Recently I was discussing with a colleague that SQL is a pervasive part of a data stack. Their counterargument was SQL has not yet penetrated the ML world. While I was researching that idea, I encountered MindsDB, an AutoML platform that integrates SQL like interface on top of ML algorithms
MindsDB brings machine learning into databases by employing the concept of AI Tables. It provides connectors to integrate with existing databases. These integrated datasets are used to generate predictions by executing SQL Queries.
But any seasoned data scientist will assure you that before training the model, the first step is understanding the data. Luckily MindsDB also provides a data analysis tool as part of its product.
In this blog, we will look at the data insights component of MindsDB by exploring the Manufacturing Industries dataset.
MindsDB can be installed either locally or using a cloud offering. Cloud offering allows a free trial of 30 days. For this article, we will run mindsdb using docker in our local environment. To get started with mindsDB, run the below command
docker run -p 47334:47334 -p 47335:47335 mindsdb/mindsdb
This runs mindsdb on api port 47334. The Mysql instance which holds the database objects is running on port 47335. Once the docker container indicates the instance has started, visit
http://localhost:47334/ to open the console. This opens the below page showing a SQL interface.
You can run the following command to look at the available data sources.
Let's start by importing the manufacturing dataset from Kaggle. Once the CSV is downloaded into our local machine, click on Add Data as highlighted in the previous section screenshot. This opens a page showing all possible data import mechanisms using connectors which are illustrated below.
We will use file import and select the appropriate file from your downloaded folder. We should also provide a suitable name for the imported data so we can access the CSV dataset for further processing. Your screen should look like this during the import
Click on save and continue. We are taken back to the console with convenient SQL commands showing how to access the data source.
In this section, we will understand what the data is all about. We will look at a sample of the data by running the command
SELECT * FROM files.large_scale_industries LIMIT 10;
This will show us 10 rows from the dataset.
From the screenshot, we can see the following columns are present in the dataset
Unit of Quantity
Now if we run the query without the LIMIT, it will bring us the entire dataset
In the bottom part of the console(results pane), you will see the Data Insights label. Once a white dot appears on the green label, click on it to view the data analysis results.
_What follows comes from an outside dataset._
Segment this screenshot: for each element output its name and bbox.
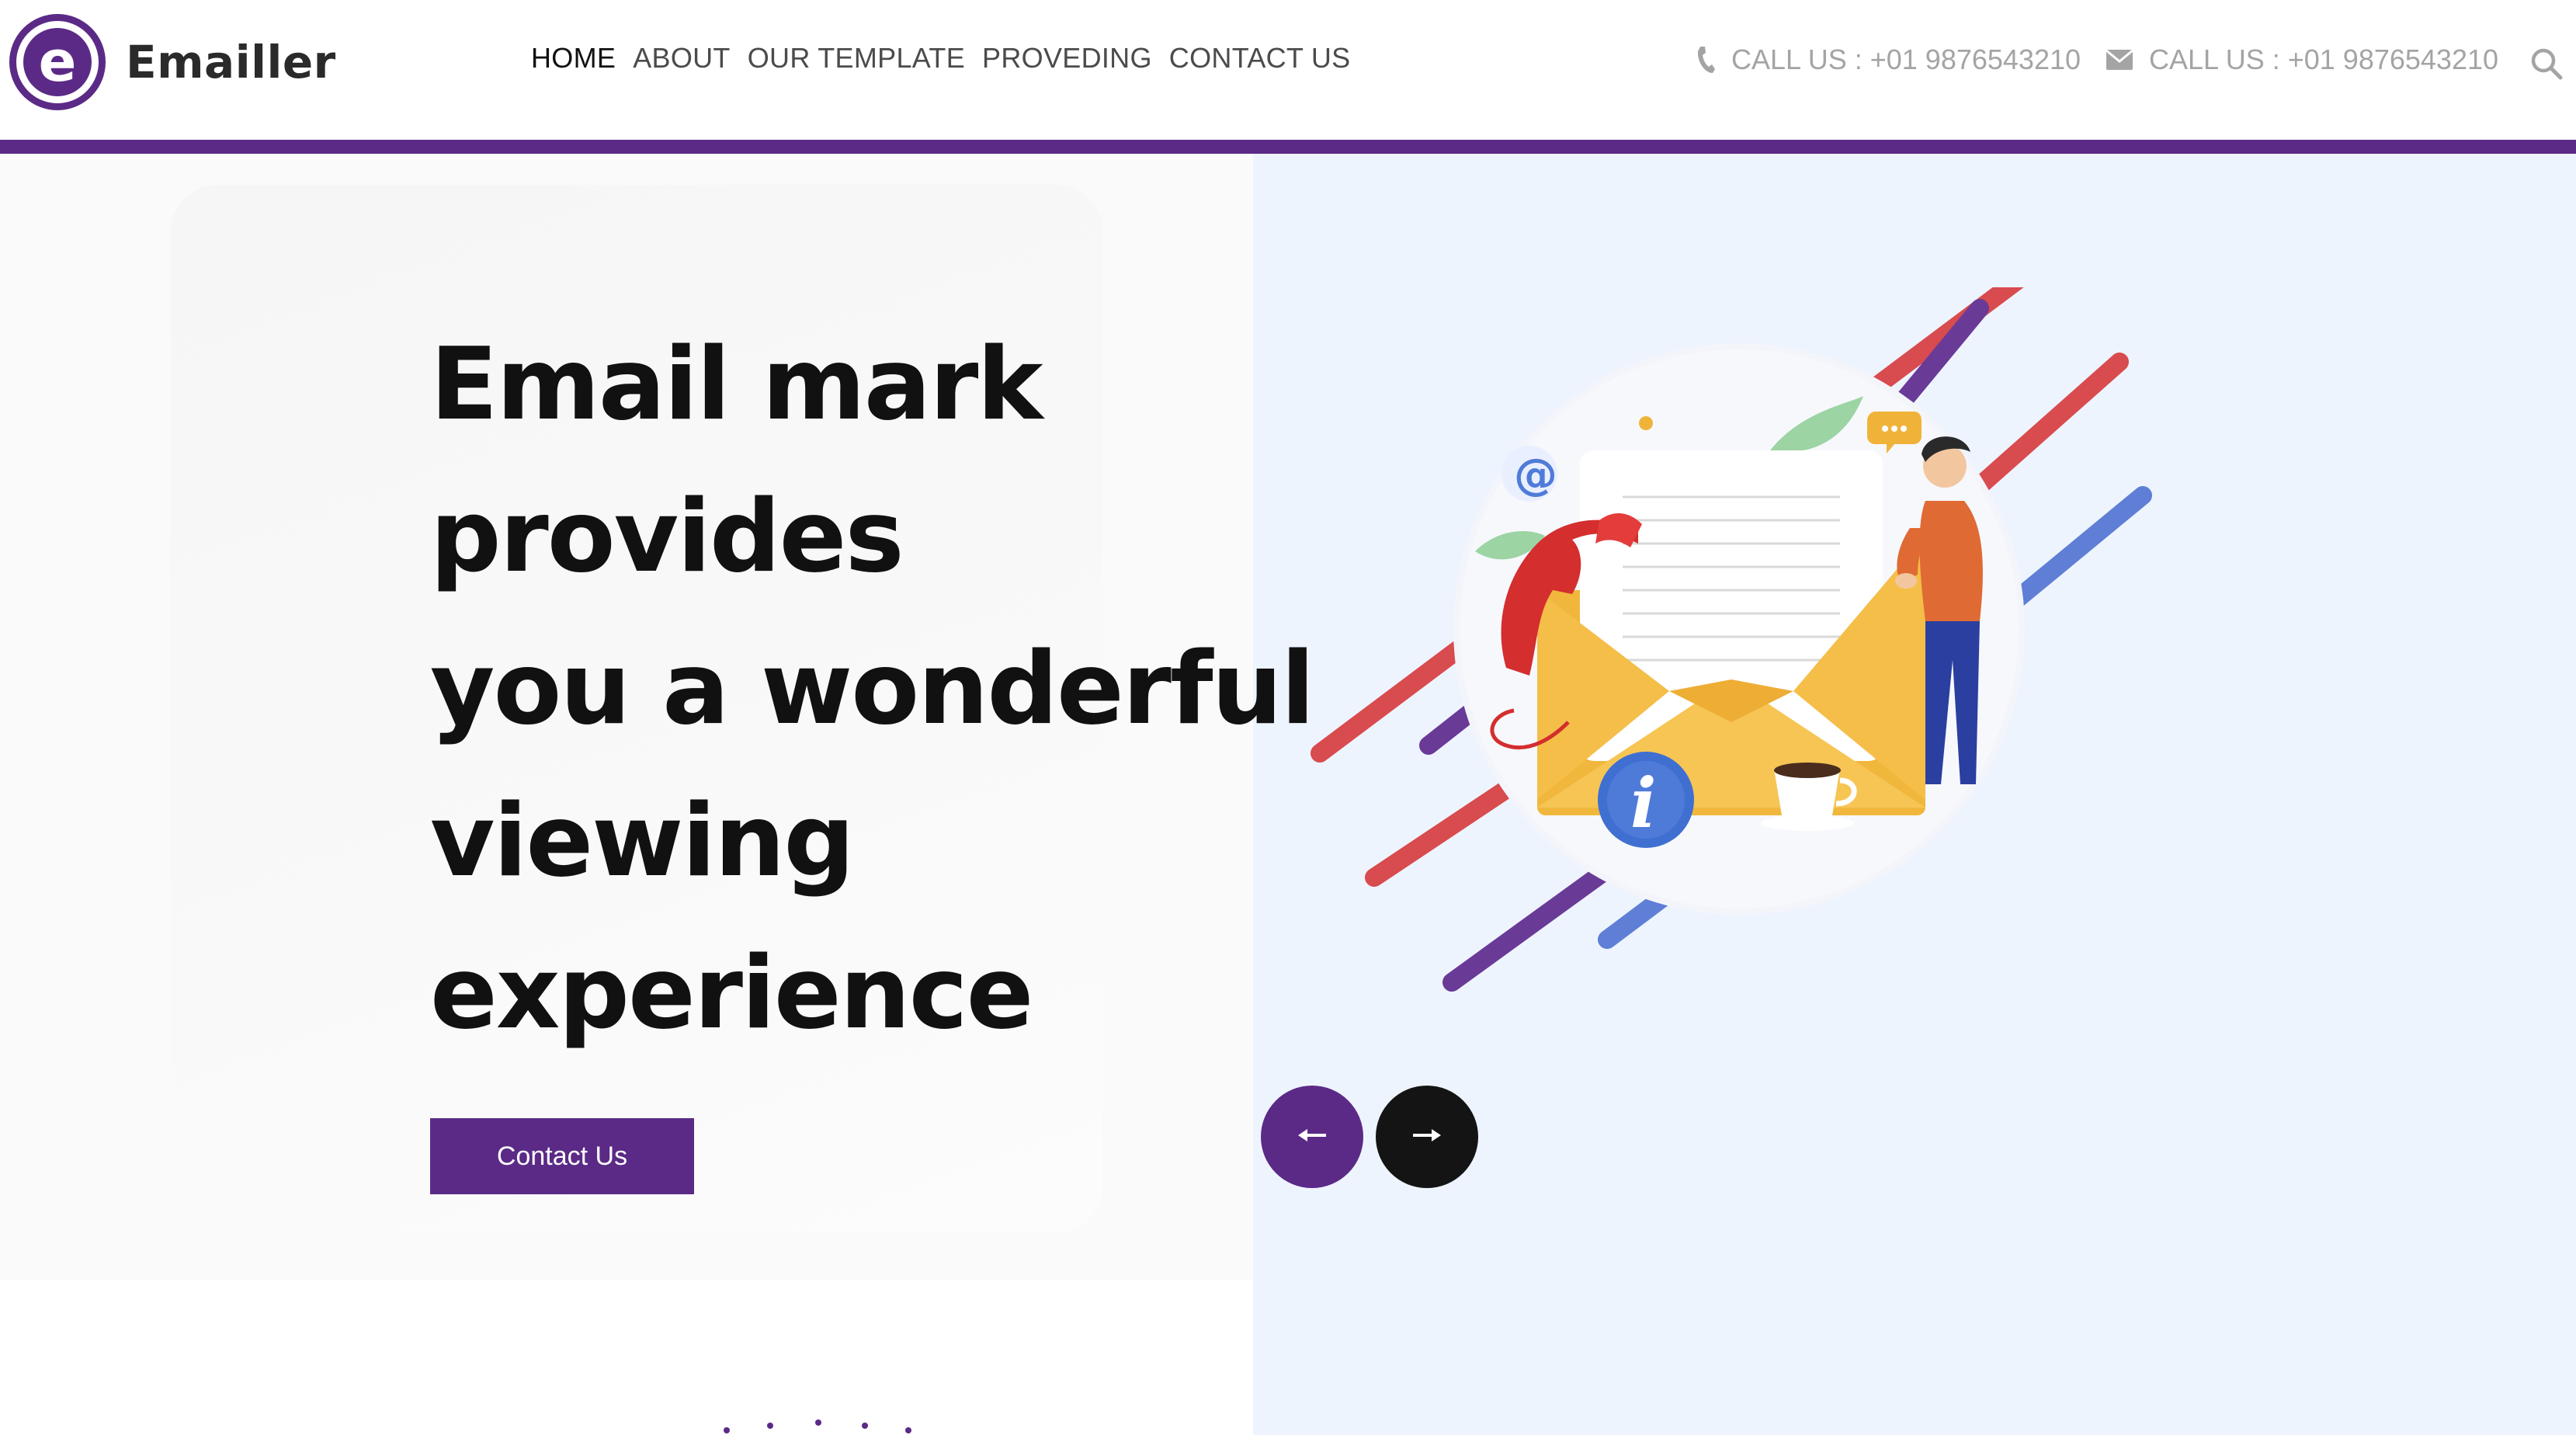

To perform a complete analysis of your data, you can either go to a full-screen mode or stay in a pane mode and click on the Full Data Analysis button.
Once the analysis is complete, you can see the distribution of the various columns. I have provided below output for two columns
This is for the column CPI. The X-axis represents the actual value while Y-axis represents the count of the particular data point. The column is also flagged as Potential Bias which indicates that the dataset is not spread evenly.
This represents another column Exchange Rates. The column data type is indicated at the top as Float and this shows a spread similar to the other column. Hovering over the bar shows the count of values.
This helps analysts and scientists understand the data before proceeding with further tasks of prediction and classification.
MindsDB has potential. I would encourage fellow practitioners to give a spin. The community is also active and is responding to GitHub issues.